Inside the mall screamed 1973. It was decorated in dark earth tones. The floor was brown brick and the ceiling was brown as well. Rectangular lighted signs hung from the ceiling in front of each store perpendicular to the storefront. Empty storefronts had groovy abstract "artwork" instead of a company logo. Walgreens took up a big chunk of the north side of the mall. It also had its own outside entrance. Some of the other tenants included Waldenbooks, Hallmark and Kinney Shoes. There was a large, popular arcade across from the theaters on the east side. (It was called Just for Fun or #1 Fun -- it probably changed names.) There was a store that sold vacuums and sewing machines on the south side of the mall next to Gately's. Small local stores such as one selling Catholic religious goods came and went. Later, a Gertie's/Lindy's (Gertie's Ice Cream/Lindy's Chili – another South Side institution) opened in the north corridor near the theaters and arcade.
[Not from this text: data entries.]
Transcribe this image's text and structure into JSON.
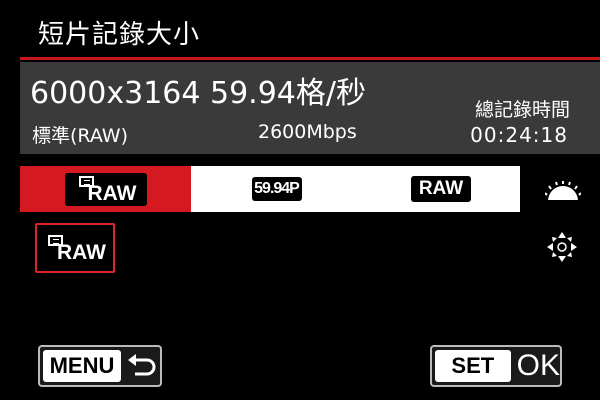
{
  "header": {
    "title": "短片記錄大小"
  },
  "info": {
    "spec": "6000x3164 59.94格/秒",
    "quality": "標準(RAW)",
    "bitrate": "2600Mbps",
    "total_label": "總記錄時間",
    "total_time": "00:24:18"
  },
  "tabs": [
    {
      "label": "RAW",
      "icon": "raw-movie-icon",
      "active": true
    },
    {
      "label": "59.94P",
      "active": false
    },
    {
      "label": "RAW",
      "active": false
    }
  ],
  "selection": {
    "label": "RAW",
    "icon": "raw-movie-icon"
  },
  "footer": {
    "menu_label": "MENU",
    "set_label": "SET",
    "ok_label": "OK"
  },
  "colors": {
    "accent": "#d51920",
    "panel": "#3a3a3a",
    "background": "#000000"
  },
  "icons": [
    "main-dial-icon",
    "multi-controller-icon",
    "back-arrow-icon"
  ]
}
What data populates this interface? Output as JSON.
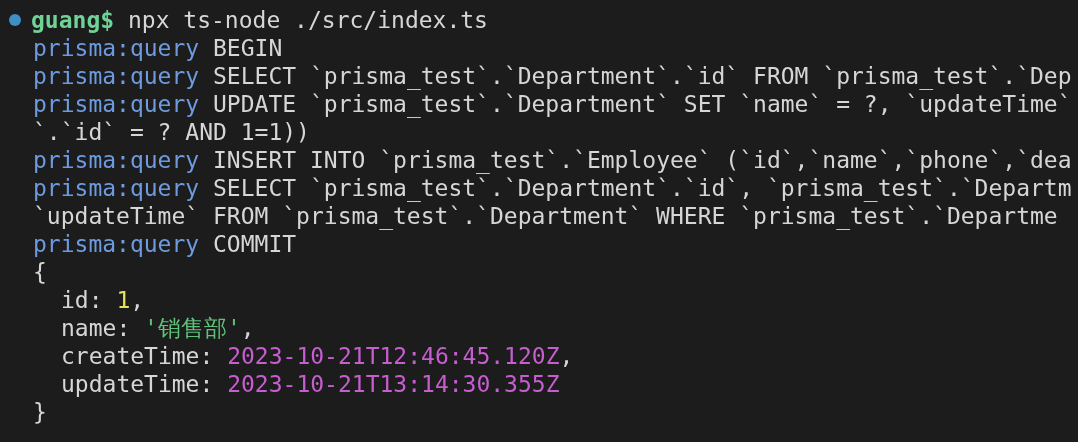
{
  "prompt": {
    "user": "guang$",
    "command": "npx ts-node ./src/index.ts"
  },
  "output": [
    {
      "kind": "query",
      "tag": "prisma:query",
      "text": "BEGIN"
    },
    {
      "kind": "query",
      "tag": "prisma:query",
      "text": "SELECT `prisma_test`.`Department`.`id` FROM `prisma_test`.`Dep"
    },
    {
      "kind": "query",
      "tag": "prisma:query",
      "text": "UPDATE `prisma_test`.`Department` SET `name` = ?, `updateTime`"
    },
    {
      "kind": "plain",
      "text": "`.`id` = ? AND 1=1))"
    },
    {
      "kind": "query",
      "tag": "prisma:query",
      "text": "INSERT INTO `prisma_test`.`Employee` (`id`,`name`,`phone`,`dea"
    },
    {
      "kind": "query",
      "tag": "prisma:query",
      "text": "SELECT `prisma_test`.`Department`.`id`, `prisma_test`.`Departm"
    },
    {
      "kind": "plain",
      "text": "`updateTime` FROM `prisma_test`.`Department` WHERE `prisma_test`.`Departme"
    },
    {
      "kind": "query",
      "tag": "prisma:query",
      "text": "COMMIT"
    }
  ],
  "result": {
    "open": "{",
    "fields": [
      {
        "key": "id:",
        "kind": "number",
        "value": "1",
        "punct": ","
      },
      {
        "key": "name:",
        "kind": "string",
        "value": "'销售部'",
        "punct": ","
      },
      {
        "key": "createTime:",
        "kind": "date",
        "value": "2023-10-21T12:46:45.120Z",
        "punct": ","
      },
      {
        "key": "updateTime:",
        "kind": "date",
        "value": "2023-10-21T13:14:30.355Z"
      }
    ],
    "close": "}"
  }
}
They had tables and chairs set up in the mall itself, like an outdoor café. It would be the closest Brementown would ever come to having a food court. There were probably other restaurants inside the mall but I don't recall.
The mall management tried to promote sales. They hosted traveling carnivals in the north parking lot during the summer and even hosted Circus Vargas at least once. Inside they held craft, art and antique shows. They tried to fill empty spaces. One empty storefront on the east end became a community room that hosted meetings like sewing groups and Weight Watchers. Gately's advertised heavily in newspapers. And despite the interior being hopelessly dated, it was clean and well maintained. Unlike most other dying and dead malls, they at least tried to keep their little mall afloat.
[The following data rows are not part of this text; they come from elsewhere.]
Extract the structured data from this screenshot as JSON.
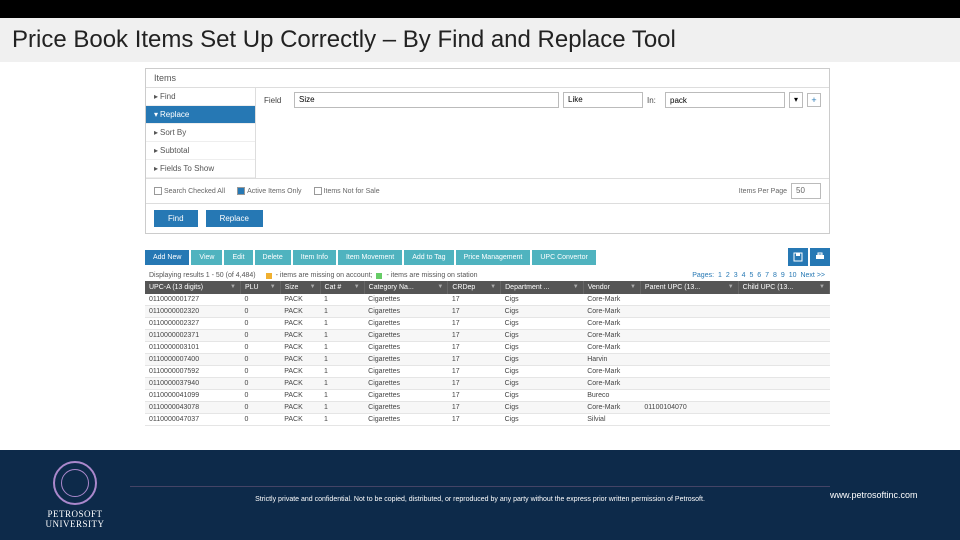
{
  "title": "Price Book Items Set Up Correctly – By Find and Replace Tool",
  "panel_title": "Items",
  "sidebar": {
    "items": [
      {
        "label": "Find",
        "active": false
      },
      {
        "label": "Replace",
        "active": true
      },
      {
        "label": "Sort By",
        "active": false
      },
      {
        "label": "Subtotal",
        "active": false
      },
      {
        "label": "Fields To Show",
        "active": false
      }
    ]
  },
  "form": {
    "field_label": "Field",
    "field_value": "Size",
    "op_value": "Like",
    "in_label": "In:",
    "in_value": "pack"
  },
  "checks": {
    "search_checked": "Search Checked All",
    "active_only": "Active Items Only",
    "not_for_sale": "Items Not for Sale",
    "ipp_label": "Items Per Page",
    "ipp_value": "50"
  },
  "buttons": {
    "find": "Find",
    "replace": "Replace"
  },
  "toolbar": {
    "add": "Add New",
    "view": "View",
    "edit": "Edit",
    "delete": "Delete",
    "info": "Item Info",
    "movement": "Item Movement",
    "tag": "Add to Tag",
    "price": "Price Management",
    "upc": "UPC Convertor"
  },
  "results": {
    "range": "Displaying results 1 - 50 (of 4,484)",
    "legend": "- items are missing on account;",
    "legend2": "- items are missing on station",
    "pager_prefix": "Pages:",
    "pages": [
      "1",
      "2",
      "3",
      "4",
      "5",
      "6",
      "7",
      "8",
      "9",
      "10"
    ],
    "next": "Next >>"
  },
  "columns": [
    "UPC-A (13 digits)",
    "PLU",
    "Size",
    "Cat #",
    "Category Na...",
    "CRDep",
    "Department ...",
    "Vendor",
    "Parent UPC (13...",
    "Child UPC (13..."
  ],
  "rows": [
    {
      "upc": "0110000001727",
      "plu": "0",
      "size": "PACK",
      "cat": "1",
      "catname": "Cigarettes",
      "cr": "17",
      "dept": "Cigs",
      "vendor": "Core-Mark",
      "parent": "",
      "child": ""
    },
    {
      "upc": "0110000002320",
      "plu": "0",
      "size": "PACK",
      "cat": "1",
      "catname": "Cigarettes",
      "cr": "17",
      "dept": "Cigs",
      "vendor": "Core-Mark",
      "parent": "",
      "child": ""
    },
    {
      "upc": "0110000002327",
      "plu": "0",
      "size": "PACK",
      "cat": "1",
      "catname": "Cigarettes",
      "cr": "17",
      "dept": "Cigs",
      "vendor": "Core-Mark",
      "parent": "",
      "child": ""
    },
    {
      "upc": "0110000002371",
      "plu": "0",
      "size": "PACK",
      "cat": "1",
      "catname": "Cigarettes",
      "cr": "17",
      "dept": "Cigs",
      "vendor": "Core-Mark",
      "parent": "",
      "child": ""
    },
    {
      "upc": "0110000003101",
      "plu": "0",
      "size": "PACK",
      "cat": "1",
      "catname": "Cigarettes",
      "cr": "17",
      "dept": "Cigs",
      "vendor": "Core-Mark",
      "parent": "",
      "child": ""
    },
    {
      "upc": "0110000007400",
      "plu": "0",
      "size": "PACK",
      "cat": "1",
      "catname": "Cigarettes",
      "cr": "17",
      "dept": "Cigs",
      "vendor": "Harvin",
      "parent": "",
      "child": ""
    },
    {
      "upc": "0110000007592",
      "plu": "0",
      "size": "PACK",
      "cat": "1",
      "catname": "Cigarettes",
      "cr": "17",
      "dept": "Cigs",
      "vendor": "Core-Mark",
      "parent": "",
      "child": ""
    },
    {
      "upc": "0110000037940",
      "plu": "0",
      "size": "PACK",
      "cat": "1",
      "catname": "Cigarettes",
      "cr": "17",
      "dept": "Cigs",
      "vendor": "Core-Mark",
      "parent": "",
      "child": ""
    },
    {
      "upc": "0110000041099",
      "plu": "0",
      "size": "PACK",
      "cat": "1",
      "catname": "Cigarettes",
      "cr": "17",
      "dept": "Cigs",
      "vendor": "Bureco",
      "parent": "",
      "child": ""
    },
    {
      "upc": "0110000043078",
      "plu": "0",
      "size": "PACK",
      "cat": "1",
      "catname": "Cigarettes",
      "cr": "17",
      "dept": "Cigs",
      "vendor": "Core-Mark",
      "parent": "01100104070",
      "child": ""
    },
    {
      "upc": "0110000047037",
      "plu": "0",
      "size": "PACK",
      "cat": "1",
      "catname": "Cigarettes",
      "cr": "17",
      "dept": "Cigs",
      "vendor": "Silvial",
      "parent": "",
      "child": ""
    }
  ],
  "footer": {
    "uni1": "PETROSOFT",
    "uni2": "UNIVERSITY",
    "disclaimer": "Strictly private and confidential. Not to be copied, distributed, or reproduced by any party without the express prior written permission of Petrosoft.",
    "url": "www.petrosoftinc.com"
  }
}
It was a losing battle. The theaters subdivided and became second-run theaters sometime in the eighties. Gately's had a very loyal customer base but they were unknown outside the South Side and south suburbs. The former Dominick's space sat vacant most of the time and the interior entrance to the mall was sealed off. Teenagers and young adults cruised the south parking lot near the entrance to the theaters and the arcade. There were fights and vandalism -- never serious -- but enough that the police had to be called. This gave the mall a somewhat unsavory reputation.
By the early nineties, the writing was on the wall. The only stores that survived were ones that had outside access. Gately's never remodeled and its stock was also dated. Stores began to close and were not replaced.
Gately's went out of business before Christmas 1993. By this time, the interior entrance to the mall was sealed off. Walgreens remained for a while, as did the theaters and the arcade.
The entire mall was remodeled into Menard's (A Midwestern home improvement store) around 1994. A long corridor remained from the north parking lot running next to the former Dominick's space to provide access to the theaters and arcade. The Gately's building was sold to the Star chain of suburban newspapers and became their main offices. The former Golden Bear restaurant, which had been a banquet hall in later life, was demolished.
I don't know exactly when the arcade closed, but the theaters remained open until 2003, when they were sold to Menard's for an expansion of their store. To date they were the only indoor theaters in Tinley Park.
The main Brementown Mall sign on 159th remained standing for several years after Menard's invaded the mall, a testament to the struggles of a small, neighborhood mall with local retailers against the big boys.